家庭医学館 の解説
ほんたいせいしんせんろうじんせいしんせんかぞくせいしんせん【本態性振戦(老人性振戦/家族性振戦) Essential Tremor】
50歳以上の人にみられる震(ふる)えで、からだのどこにでもおこりますが、通常は、片側の手、ついで腕、反対側の手、腕と伝わっていくことが多いようです。発症に男女差はありません。
頭やくびの震えで始まることもありますが、この場合は、自分よりも周囲の人に指摘されて気づくことが多いようです。少量の飲酒で、これらの症状が軽くなることがあります。

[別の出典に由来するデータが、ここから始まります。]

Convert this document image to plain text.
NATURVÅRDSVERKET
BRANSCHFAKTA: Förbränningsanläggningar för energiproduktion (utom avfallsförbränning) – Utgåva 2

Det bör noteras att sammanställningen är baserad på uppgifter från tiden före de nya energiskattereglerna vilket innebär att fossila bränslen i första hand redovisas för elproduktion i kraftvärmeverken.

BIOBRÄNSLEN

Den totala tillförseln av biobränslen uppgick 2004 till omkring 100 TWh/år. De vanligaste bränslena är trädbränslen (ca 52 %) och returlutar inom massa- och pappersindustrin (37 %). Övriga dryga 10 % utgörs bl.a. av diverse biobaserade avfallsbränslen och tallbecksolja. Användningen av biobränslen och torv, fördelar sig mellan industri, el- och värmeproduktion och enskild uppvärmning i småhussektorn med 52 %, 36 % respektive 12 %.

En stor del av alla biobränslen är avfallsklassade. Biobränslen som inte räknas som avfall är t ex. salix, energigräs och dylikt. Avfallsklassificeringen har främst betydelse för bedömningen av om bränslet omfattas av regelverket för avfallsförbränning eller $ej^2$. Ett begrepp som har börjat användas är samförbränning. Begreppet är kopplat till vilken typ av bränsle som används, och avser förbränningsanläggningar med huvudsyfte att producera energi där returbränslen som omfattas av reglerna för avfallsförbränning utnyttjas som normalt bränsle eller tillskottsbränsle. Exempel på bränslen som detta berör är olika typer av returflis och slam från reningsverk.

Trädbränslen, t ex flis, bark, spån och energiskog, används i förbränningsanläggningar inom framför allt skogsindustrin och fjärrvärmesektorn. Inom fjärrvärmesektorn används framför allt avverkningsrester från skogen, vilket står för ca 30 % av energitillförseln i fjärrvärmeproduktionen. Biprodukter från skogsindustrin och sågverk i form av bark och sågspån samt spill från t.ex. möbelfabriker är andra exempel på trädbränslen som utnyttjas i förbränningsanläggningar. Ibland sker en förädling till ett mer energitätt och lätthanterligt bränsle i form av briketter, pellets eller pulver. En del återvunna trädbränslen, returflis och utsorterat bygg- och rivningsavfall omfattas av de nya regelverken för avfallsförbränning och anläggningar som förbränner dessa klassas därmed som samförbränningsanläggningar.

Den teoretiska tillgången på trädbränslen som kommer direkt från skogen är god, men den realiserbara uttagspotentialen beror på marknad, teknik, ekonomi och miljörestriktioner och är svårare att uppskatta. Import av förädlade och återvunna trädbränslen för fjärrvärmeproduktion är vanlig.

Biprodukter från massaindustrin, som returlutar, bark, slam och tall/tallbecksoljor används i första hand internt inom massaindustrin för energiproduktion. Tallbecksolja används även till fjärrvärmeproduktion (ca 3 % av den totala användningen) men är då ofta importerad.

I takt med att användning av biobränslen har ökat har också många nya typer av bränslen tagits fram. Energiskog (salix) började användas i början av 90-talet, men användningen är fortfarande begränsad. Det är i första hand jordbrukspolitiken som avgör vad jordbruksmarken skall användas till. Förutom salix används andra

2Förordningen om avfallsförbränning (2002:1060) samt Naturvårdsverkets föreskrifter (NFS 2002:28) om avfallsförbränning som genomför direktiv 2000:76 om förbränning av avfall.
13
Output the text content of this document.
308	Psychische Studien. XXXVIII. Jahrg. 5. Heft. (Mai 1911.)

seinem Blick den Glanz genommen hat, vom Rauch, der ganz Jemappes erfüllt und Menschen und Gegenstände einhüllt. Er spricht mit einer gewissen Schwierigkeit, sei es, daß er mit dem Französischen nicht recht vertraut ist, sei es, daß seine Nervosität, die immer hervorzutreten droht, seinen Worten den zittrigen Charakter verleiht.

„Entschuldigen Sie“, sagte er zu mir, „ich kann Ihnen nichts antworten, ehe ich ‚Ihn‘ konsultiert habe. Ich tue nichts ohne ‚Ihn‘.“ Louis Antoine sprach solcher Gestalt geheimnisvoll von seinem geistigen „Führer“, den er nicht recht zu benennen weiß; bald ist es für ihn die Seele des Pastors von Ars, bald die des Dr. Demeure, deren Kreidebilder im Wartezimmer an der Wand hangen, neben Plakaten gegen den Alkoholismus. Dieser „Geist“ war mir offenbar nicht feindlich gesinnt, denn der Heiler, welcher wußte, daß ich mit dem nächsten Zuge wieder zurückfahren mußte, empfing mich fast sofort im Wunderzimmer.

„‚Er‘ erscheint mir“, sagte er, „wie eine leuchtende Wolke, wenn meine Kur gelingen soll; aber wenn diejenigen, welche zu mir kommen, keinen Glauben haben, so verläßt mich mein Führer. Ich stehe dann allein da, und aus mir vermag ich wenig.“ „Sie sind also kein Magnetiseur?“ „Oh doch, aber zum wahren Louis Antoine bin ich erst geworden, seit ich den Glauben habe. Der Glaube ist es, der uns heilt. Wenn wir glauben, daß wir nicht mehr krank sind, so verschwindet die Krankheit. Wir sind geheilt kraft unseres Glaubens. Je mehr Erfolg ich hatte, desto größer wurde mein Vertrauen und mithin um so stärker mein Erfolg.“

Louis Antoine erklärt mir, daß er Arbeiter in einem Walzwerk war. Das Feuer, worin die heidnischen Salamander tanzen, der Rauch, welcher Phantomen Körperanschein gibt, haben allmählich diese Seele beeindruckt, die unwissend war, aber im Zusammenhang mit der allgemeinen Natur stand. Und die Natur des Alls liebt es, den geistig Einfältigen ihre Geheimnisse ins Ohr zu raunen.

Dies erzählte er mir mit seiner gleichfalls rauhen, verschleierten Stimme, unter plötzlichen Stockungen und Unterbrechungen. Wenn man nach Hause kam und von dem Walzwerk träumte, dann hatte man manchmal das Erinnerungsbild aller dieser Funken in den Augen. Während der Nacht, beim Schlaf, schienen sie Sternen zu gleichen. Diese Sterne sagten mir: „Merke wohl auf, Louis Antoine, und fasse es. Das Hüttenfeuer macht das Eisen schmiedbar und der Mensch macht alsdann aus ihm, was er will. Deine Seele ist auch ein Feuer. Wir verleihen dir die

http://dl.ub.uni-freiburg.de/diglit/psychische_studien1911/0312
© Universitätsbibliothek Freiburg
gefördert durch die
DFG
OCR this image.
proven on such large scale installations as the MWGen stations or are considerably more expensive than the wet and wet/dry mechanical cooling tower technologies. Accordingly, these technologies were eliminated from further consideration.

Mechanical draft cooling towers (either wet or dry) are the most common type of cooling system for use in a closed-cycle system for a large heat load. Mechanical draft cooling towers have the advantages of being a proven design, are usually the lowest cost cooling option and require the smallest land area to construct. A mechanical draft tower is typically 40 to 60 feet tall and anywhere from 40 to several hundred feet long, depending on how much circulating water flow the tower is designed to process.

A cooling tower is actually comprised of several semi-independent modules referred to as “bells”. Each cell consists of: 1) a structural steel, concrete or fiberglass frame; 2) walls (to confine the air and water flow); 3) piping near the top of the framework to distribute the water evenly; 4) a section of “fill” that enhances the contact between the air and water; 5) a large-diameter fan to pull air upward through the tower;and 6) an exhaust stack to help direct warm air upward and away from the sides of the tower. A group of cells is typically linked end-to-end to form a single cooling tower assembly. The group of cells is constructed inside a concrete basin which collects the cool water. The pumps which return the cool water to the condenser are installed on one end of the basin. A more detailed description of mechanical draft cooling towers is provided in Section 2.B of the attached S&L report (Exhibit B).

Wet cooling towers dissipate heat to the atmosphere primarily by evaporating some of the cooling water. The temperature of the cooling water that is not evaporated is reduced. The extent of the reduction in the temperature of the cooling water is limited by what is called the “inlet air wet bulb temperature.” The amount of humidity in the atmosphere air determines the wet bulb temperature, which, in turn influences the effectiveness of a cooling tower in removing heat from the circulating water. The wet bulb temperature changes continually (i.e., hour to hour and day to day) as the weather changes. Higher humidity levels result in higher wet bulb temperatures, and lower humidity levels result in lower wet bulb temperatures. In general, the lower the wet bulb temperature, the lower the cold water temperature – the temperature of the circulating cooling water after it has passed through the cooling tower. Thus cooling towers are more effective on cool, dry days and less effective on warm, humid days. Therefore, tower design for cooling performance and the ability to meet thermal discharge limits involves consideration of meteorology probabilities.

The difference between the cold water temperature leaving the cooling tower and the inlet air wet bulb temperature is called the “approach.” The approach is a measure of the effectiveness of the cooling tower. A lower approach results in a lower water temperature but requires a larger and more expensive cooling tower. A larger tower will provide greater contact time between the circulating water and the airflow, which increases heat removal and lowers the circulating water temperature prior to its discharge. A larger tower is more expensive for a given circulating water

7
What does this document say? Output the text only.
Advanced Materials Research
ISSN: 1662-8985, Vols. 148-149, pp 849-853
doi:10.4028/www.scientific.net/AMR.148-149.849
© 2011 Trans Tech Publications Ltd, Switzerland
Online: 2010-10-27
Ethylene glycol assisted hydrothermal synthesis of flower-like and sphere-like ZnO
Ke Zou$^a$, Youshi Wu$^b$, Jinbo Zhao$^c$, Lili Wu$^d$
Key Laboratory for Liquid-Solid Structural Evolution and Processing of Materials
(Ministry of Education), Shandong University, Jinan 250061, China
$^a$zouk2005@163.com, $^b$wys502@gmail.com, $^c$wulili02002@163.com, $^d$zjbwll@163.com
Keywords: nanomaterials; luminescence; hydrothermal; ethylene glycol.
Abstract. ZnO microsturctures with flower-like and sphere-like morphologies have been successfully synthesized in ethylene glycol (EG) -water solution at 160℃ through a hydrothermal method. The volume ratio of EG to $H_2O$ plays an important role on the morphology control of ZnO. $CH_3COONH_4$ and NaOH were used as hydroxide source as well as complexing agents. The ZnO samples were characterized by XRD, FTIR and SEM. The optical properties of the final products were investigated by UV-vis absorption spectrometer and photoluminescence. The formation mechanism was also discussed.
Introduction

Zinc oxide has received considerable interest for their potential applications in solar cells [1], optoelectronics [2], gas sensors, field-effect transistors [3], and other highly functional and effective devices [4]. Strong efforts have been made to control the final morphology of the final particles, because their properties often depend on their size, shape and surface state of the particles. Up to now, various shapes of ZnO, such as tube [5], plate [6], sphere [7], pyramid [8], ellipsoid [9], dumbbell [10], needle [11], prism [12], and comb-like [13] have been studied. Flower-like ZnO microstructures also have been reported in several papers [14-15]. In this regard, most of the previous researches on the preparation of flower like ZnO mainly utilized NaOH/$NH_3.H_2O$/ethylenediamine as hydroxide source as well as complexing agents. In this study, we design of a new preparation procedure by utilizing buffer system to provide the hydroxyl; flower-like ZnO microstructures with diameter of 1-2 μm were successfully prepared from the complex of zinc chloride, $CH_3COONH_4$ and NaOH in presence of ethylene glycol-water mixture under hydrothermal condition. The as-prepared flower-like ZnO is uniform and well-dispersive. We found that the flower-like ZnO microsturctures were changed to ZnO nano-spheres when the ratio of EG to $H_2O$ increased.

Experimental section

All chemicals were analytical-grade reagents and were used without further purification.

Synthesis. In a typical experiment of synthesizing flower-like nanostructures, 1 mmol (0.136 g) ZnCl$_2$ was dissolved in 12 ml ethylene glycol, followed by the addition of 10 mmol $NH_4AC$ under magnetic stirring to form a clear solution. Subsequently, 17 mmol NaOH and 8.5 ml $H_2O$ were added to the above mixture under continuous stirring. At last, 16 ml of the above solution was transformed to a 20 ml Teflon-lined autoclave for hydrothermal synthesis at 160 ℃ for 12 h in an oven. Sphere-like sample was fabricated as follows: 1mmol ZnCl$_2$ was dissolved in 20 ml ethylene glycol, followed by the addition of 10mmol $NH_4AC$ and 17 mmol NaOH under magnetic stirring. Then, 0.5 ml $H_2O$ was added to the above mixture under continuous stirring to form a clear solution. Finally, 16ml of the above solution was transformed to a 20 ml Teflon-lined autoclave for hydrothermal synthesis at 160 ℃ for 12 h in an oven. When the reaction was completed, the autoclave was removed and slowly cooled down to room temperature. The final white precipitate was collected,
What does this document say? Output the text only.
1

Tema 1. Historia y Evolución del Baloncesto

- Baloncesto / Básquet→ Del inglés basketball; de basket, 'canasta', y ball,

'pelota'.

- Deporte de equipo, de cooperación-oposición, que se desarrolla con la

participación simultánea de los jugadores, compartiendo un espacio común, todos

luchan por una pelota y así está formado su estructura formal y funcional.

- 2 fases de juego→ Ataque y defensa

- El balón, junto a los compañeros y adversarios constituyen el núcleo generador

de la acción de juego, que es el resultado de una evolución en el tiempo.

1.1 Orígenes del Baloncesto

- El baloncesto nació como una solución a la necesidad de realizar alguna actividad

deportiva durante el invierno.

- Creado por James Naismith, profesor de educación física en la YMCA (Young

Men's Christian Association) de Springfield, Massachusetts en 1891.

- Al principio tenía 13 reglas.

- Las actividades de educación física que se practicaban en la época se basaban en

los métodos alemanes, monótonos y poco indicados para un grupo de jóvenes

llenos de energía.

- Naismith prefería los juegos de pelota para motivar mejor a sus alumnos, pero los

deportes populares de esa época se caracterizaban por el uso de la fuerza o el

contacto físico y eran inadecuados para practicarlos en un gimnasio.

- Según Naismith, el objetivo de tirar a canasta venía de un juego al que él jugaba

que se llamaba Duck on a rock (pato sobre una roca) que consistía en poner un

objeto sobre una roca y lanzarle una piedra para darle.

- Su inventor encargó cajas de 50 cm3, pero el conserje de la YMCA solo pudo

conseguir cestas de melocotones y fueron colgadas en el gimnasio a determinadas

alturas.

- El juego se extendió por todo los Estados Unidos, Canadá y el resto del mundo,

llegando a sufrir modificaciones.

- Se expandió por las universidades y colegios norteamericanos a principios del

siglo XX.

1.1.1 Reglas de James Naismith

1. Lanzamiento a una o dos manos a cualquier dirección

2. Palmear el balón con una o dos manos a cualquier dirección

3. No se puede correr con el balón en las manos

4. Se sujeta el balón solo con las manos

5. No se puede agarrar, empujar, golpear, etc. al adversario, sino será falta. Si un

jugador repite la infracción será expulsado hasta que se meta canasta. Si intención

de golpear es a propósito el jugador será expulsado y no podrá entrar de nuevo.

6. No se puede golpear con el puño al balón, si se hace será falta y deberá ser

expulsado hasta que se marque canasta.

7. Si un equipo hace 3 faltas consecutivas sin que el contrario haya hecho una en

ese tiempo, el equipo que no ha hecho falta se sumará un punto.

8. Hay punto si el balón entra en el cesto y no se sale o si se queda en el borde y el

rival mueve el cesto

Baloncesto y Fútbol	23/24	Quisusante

原因は不明ですが、血のつながった家族にも同じ症状の人のいるケースがあるので、遺伝性の要素があるのかもしれません。
パーキンソン病とまちがわれることがありますが、パーキンソン病とはちがい、筋肉がかたくならないこと、方向転換時に倒れたりする姿勢反射異常がないことで明確に区別がつきます。
[治療]
β遮断薬(ベータしゃだんやく)(ブロッカー)のプロプラノロールを内服します。抗けいれん薬のプリミドン(マイソリン)が有効なこともあります。
一般的には、日常生活に悪影響をおよぼすことはほとんどないのですが、震えがきわめて強く、薬が効かず、日常生活に支障のある場合は、定位脳手術(ていいのうしゅじゅつ)(コラム「定位脳手術」)により、脳の一部を破壊する外科的な治療法もあります。